The Calgary Farmers’ Market has launched its second location in the city in a new 55,000-square-foot building with 67 local and regional vendors as it capitalizes on a growing interest by consumers in buying local goods and fresh ingredients.
The new market is located in the city’s northwest neighbourhood of Greenwich, a growing 59-acre master-planned community by Melcor Developments.
Rod Bradshaw, President of the Calgary Farmers’ Market New Generation Cooperative, said the new building is iconic.
“It’s like a train station from the late 1800s to early 1900s,” he said. “We are a community. We’re individuals. There’s 67 entrepreneurs in there.”
Bradshaw, who is part of the Innisfail Growers, an anchor tenant in the Market, said the group started doing farmers’ markets in 1986. Innisfail Growers is another cooperative which includes five family farms.
“It seems like a lifetime ago. They were kind of more on the edge of things. They weren’t mainstream. Over that period of time, we’ve seen them become more mainstream, people wanting to know who’s growing their food, where it’s coming from, how it’s produced,” said Bradshaw. “So we’ve seen a real growth.
“Then, it was more of an outing than a shopping experience but I think it’s become both now. It’s an outing. It’s a shopping experience. We’re not soup to nuts. You still have to go to the stores to get certain things. But it provides some different products that you won’t find elsewhere. What’s available here is not necessarily available in a normal grocery store.
“That gives us a bit of an advantage. I think people like to have a bit of an outing, be able to pick their produce and know how it’s produced. You can stop and talk to the people.”
John Moss, Senior Vice President, Retail Leasing and Investment with commercial real estate firm CBRE, found the new location for the Cooperative.
Graeme Melton, Vice President of the Community Development, Calgary region for Melcor, called the opening of the new market an important milestone for the real estate company.
“We acquired the land (for the Greenwich development) in 2003 and it went through a series of land use applications . . . We wanted to create a community that was special. We knew it was going to be home to thousands of families by the time we’re done,” said Melton. “And it was getting the right mix of tenants in here. We originally at first couldn’t have imagined in our wildest dreams that the Farmers’ Market would have found our site and we’re very thankful for John (Moss) that he was able to bring them over.
“We were looking for the right grocer tenant or anchor tenant and when this came by we knew it was the right fit right away. So we jumped on it.”
Melton said Melcor has approval for about 1,200 homes on the site. It’s part of a larger area, across the highway from WinSport. Altogether about 3,000 homes are expected to be in the overall Greenwich community.
“This beautiful building will offer al-fresco style shopping and dining that will support the local economy like no other place in the city,” said Stacey Petropoulos, general manager of the two Calgary Farmers’ Market locations.
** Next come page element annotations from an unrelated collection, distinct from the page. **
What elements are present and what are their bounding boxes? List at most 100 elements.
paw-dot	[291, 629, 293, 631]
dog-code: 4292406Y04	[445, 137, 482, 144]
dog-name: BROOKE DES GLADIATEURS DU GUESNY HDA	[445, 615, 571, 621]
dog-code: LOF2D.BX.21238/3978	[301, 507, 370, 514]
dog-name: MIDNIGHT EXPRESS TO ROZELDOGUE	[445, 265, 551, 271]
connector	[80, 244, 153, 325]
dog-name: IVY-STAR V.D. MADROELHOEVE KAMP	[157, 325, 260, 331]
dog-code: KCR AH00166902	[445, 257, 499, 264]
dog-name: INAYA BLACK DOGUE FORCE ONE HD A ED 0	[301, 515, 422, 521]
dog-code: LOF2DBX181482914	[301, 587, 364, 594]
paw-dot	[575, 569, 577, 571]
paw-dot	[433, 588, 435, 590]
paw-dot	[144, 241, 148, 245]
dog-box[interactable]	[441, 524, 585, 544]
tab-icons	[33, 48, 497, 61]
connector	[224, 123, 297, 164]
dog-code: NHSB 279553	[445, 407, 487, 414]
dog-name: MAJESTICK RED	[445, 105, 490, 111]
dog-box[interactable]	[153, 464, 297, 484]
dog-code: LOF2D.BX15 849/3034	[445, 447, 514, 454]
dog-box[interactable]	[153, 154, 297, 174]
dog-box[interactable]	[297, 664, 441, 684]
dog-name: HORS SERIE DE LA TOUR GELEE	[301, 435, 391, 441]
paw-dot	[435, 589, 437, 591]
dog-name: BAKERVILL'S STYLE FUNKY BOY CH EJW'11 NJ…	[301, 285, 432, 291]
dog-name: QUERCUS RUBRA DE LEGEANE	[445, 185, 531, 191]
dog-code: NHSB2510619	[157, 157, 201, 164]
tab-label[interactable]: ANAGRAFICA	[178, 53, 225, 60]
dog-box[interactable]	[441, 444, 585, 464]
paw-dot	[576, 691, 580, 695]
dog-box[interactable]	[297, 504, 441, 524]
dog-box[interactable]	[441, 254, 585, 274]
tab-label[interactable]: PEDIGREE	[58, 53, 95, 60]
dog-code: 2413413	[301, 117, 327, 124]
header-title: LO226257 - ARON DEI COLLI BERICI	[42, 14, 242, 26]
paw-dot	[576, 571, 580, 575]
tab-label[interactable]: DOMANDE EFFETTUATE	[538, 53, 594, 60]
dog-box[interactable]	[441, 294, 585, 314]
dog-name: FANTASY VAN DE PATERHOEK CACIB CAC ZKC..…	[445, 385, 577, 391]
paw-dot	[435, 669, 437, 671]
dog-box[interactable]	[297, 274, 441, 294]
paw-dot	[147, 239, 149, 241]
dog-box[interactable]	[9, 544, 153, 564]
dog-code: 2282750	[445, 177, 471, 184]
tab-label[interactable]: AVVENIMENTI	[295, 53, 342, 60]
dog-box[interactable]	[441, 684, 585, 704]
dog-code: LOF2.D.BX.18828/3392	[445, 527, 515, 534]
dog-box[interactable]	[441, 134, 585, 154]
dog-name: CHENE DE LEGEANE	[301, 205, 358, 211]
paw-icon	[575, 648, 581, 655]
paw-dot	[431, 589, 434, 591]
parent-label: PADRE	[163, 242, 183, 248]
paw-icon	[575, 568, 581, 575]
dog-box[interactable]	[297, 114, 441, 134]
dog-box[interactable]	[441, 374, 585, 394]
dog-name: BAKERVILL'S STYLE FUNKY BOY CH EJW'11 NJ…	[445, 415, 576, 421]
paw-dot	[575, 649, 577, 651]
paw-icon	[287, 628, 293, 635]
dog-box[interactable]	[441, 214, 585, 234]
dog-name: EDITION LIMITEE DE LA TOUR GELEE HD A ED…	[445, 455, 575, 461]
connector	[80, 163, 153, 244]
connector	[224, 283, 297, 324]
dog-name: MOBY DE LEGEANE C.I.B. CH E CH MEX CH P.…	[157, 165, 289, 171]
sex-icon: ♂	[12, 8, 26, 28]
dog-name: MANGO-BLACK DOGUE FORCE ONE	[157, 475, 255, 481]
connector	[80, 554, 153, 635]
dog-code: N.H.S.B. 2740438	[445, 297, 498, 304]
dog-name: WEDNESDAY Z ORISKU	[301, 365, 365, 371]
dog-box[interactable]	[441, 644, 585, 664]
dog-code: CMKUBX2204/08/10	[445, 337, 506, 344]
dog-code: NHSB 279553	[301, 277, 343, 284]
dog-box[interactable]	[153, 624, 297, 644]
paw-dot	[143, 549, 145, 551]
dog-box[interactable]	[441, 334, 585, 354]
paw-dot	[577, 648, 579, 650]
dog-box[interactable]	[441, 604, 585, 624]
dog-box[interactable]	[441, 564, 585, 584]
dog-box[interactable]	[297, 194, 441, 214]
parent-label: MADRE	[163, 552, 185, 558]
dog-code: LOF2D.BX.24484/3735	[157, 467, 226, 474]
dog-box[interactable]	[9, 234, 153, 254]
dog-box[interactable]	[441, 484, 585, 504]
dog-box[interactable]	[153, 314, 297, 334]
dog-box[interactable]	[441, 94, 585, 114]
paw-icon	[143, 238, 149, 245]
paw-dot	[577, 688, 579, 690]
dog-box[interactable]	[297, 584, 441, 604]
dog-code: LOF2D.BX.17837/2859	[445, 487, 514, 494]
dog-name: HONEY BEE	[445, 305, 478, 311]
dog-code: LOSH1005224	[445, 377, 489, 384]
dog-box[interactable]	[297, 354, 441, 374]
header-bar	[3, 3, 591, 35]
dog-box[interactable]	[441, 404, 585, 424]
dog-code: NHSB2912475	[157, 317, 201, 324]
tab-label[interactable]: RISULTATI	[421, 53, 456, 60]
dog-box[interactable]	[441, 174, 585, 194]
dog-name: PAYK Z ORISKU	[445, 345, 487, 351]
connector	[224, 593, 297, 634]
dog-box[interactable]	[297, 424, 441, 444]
“Our mission is to support the progress and growth of small local businesses. We want Calgary to continue growing into a vibrant and diverse city, and when small local businesses thrive, so does our local economy.
“I started working on this project five years ago.”
When Sears vacated its store space years ago because of financial woes, she was interested in the real estate the retailer had left behind at the North Hill Centre shopping mall in Calgary. Because of its central location, she thought it would be a great place for a farmers’ market. But the space was not available. She became connected to John Moss who found the current spot for the market’s second location.
“I want Calgarians to come to both markets to support small local businesses. Since COVID especially, people went online a lot and did shopping and we lost that interpersonal communication and to talk to people. And I think it’s very important that we go back to that, and meet the people who make things, the people that grow things.”
Petropoulos said the Farmers’ Market brings community together and it’s a gathering place for people.
The Calgary Farmers’ Market began in a Currie Barracks airplane hangar in 2004. It opened its current south location at Heritage Drive and Blackfoot Trail in 2011. That 55,000-square-foot market with 78 vendors draws more than one million visitors each year.